A few weeks ago my brother called me. I was at work; he was at work. We both happened to be on break at the same time. Usually, if he tries to call me, I can’t answer. Then he hangs up and sends me a text message. It’s easier to communicate that way since we both work so much and such varying hours. On this phone call, he wanted to ask me a question: Is he a workaholic. My response: maybe.
You may recall that my brother wrote a post a while back about the freelancer’s work week. He’s a freelancer. I bring this up because lately he’s been working 80 hours a week. So he’s banking some money for if/when the work dries up. Freelancers have to do this. But is he going too far? I guess that’s what he called me to ask. Maybe. Right?
Still, I work 50 hours a week. Can you believe that’s less than the average American? It can be really hard to work less when you have the opportunity to make money, because you may not have that opportunity later. There are plenty of unemployed and underemployed Americans out there. What if the work dries up and suddenly we wished we had worked more and saved more when we had the chance? No one ever says, on their deathbed, that they wish they’re worked more, right? But some people might say, as they’re getting evicted, or choosing between buying medicine or buying food, that they wish they’d worked more hours when there were hours to be worked.

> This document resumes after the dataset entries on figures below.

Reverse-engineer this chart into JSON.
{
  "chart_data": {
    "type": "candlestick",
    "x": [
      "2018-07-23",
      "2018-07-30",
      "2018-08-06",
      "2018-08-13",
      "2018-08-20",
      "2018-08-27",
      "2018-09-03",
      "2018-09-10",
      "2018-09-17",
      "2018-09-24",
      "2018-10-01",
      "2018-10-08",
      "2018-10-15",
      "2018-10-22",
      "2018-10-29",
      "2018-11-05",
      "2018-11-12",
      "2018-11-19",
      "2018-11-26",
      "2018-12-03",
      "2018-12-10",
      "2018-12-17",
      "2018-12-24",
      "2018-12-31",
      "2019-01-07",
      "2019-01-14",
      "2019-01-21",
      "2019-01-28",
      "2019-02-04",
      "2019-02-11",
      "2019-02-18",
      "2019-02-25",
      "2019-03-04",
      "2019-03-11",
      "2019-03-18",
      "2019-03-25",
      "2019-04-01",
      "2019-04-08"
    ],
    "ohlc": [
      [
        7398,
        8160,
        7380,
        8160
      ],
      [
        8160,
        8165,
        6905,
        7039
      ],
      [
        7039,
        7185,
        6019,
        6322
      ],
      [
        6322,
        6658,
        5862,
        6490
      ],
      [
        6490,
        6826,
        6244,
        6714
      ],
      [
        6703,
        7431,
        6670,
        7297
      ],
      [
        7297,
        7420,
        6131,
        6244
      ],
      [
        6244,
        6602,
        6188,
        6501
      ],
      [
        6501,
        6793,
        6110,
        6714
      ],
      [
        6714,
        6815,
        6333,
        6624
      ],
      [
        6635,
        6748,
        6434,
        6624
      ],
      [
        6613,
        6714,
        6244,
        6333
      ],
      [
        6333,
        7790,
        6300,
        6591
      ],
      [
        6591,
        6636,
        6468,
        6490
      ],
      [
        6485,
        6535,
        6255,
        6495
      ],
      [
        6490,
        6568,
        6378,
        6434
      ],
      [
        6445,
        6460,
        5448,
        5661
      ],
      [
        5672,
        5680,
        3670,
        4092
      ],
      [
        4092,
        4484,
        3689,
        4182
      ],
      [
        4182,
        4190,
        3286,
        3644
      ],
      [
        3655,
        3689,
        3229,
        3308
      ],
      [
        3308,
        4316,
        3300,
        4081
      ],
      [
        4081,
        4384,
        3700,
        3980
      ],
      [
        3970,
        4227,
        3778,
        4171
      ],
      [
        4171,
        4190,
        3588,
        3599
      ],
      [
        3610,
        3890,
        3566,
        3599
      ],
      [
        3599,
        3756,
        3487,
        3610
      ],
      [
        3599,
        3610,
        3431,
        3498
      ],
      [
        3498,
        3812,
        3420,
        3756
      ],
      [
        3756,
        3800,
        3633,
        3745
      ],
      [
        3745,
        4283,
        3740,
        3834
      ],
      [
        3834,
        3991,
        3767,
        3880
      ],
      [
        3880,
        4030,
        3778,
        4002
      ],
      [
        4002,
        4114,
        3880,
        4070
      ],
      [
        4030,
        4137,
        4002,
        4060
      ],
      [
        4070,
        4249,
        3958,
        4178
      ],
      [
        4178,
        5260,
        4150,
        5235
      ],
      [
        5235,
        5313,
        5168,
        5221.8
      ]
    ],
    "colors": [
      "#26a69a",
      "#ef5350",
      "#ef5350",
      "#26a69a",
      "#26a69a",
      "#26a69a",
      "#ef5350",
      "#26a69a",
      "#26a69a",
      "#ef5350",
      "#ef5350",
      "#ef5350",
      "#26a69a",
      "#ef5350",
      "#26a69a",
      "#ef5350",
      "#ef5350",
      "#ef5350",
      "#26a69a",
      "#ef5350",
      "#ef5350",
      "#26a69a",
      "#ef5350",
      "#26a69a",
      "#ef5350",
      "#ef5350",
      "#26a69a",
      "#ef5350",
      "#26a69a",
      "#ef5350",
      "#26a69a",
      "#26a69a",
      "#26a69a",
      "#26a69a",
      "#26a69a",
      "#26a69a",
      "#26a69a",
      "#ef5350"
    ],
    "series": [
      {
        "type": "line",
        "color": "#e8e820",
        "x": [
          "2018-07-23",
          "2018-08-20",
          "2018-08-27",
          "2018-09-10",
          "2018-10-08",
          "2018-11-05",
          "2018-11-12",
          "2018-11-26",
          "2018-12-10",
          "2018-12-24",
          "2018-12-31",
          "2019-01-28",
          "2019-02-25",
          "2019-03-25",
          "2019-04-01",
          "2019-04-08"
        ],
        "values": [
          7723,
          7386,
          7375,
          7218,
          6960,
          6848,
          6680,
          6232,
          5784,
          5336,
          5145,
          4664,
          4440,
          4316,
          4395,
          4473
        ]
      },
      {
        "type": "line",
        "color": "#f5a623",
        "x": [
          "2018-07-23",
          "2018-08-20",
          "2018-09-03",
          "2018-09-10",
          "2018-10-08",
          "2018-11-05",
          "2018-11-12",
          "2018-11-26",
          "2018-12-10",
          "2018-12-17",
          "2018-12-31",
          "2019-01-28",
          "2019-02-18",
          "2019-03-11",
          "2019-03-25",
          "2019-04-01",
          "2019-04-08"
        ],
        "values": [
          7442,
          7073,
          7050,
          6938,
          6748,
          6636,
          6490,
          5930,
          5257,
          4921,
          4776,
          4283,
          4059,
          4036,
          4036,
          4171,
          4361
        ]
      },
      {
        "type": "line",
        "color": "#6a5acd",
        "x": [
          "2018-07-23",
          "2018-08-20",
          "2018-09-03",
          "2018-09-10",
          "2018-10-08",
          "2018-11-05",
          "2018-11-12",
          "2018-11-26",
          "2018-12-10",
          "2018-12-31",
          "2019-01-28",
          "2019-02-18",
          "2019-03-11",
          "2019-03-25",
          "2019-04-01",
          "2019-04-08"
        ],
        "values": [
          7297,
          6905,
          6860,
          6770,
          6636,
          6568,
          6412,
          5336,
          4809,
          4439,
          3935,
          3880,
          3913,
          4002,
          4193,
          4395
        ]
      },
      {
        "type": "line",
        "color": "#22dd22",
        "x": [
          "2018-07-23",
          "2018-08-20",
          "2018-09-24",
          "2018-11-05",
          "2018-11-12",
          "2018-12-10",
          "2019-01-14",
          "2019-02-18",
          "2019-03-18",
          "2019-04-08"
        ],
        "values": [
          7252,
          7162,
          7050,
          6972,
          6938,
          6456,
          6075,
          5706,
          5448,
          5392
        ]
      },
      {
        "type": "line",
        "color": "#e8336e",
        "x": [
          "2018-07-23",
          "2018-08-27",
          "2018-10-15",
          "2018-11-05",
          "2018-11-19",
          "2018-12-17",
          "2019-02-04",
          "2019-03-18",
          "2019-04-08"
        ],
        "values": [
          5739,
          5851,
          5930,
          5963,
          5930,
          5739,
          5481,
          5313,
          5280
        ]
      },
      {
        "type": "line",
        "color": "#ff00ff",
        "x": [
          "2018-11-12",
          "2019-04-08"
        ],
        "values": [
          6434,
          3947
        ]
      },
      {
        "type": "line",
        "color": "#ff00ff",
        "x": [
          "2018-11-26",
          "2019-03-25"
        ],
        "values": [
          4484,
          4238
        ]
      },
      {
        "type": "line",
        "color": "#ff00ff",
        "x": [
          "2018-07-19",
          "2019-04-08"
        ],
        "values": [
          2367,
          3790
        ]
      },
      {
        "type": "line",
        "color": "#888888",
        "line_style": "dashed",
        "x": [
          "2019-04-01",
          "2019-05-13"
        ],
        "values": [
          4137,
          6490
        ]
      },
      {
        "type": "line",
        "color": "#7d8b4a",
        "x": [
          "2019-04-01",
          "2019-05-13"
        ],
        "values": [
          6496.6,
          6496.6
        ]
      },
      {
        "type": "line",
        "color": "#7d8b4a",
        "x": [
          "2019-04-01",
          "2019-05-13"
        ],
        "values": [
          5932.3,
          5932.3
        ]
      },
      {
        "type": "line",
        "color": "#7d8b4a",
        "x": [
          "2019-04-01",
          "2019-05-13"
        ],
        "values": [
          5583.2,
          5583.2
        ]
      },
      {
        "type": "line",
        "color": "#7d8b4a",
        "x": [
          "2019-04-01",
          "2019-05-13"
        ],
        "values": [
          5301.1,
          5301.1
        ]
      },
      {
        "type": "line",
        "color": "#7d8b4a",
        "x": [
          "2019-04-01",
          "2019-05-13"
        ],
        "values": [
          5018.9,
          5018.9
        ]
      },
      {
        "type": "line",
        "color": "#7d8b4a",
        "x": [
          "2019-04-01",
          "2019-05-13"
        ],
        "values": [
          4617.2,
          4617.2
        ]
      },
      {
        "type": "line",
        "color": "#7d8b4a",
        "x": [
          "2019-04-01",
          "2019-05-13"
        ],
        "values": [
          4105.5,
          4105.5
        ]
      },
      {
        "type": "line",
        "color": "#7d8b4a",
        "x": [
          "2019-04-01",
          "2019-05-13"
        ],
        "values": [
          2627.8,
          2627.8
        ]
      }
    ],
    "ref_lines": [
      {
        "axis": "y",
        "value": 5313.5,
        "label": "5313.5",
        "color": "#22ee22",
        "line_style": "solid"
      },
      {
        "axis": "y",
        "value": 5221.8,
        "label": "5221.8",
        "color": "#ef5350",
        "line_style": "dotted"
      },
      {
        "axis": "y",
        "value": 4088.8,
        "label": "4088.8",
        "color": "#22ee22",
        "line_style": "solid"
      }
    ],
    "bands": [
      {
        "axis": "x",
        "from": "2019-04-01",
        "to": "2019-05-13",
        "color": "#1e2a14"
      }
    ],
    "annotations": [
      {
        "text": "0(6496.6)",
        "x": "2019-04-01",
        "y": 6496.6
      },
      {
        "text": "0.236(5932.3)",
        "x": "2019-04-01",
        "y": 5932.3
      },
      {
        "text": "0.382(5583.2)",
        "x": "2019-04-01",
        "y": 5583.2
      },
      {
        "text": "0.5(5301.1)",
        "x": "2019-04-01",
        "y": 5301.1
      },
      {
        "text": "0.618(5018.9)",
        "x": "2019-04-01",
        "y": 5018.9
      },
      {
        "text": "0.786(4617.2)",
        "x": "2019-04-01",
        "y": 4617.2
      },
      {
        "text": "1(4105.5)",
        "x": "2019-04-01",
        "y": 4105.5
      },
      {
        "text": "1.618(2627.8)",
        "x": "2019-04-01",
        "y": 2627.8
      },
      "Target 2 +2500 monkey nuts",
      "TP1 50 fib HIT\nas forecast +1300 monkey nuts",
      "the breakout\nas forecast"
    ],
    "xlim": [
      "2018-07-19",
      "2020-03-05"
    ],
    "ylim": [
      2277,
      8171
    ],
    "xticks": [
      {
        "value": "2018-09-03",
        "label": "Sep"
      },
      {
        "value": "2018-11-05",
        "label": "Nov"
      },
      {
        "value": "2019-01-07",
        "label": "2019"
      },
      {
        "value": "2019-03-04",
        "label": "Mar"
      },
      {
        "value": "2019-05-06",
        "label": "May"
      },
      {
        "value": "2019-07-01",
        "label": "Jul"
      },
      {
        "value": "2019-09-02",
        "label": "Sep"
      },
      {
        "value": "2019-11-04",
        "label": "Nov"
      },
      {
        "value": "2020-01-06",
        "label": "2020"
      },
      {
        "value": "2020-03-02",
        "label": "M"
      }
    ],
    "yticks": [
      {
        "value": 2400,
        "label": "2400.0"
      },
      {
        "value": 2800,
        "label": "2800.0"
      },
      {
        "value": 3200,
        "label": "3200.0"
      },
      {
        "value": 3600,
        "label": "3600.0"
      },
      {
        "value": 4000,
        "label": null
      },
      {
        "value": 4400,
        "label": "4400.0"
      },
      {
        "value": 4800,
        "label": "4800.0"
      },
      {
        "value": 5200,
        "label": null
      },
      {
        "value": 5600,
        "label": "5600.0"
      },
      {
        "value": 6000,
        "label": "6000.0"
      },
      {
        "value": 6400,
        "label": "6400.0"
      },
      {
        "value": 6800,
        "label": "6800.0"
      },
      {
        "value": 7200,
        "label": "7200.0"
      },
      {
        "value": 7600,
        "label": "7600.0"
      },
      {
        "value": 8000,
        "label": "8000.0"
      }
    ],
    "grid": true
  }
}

It’s that fear that can turn us into workaholics. To be honest, I’ve never been much of a worrier. I’ve started worrying a little more since having kids, especially now that we’re a single income family. My income. But I spend just as much time worrying that I spend too much time at work and not enough time with the family. I certainly don’t want my kids to think I’m a workaholic.
How much do you work? Is it worth it?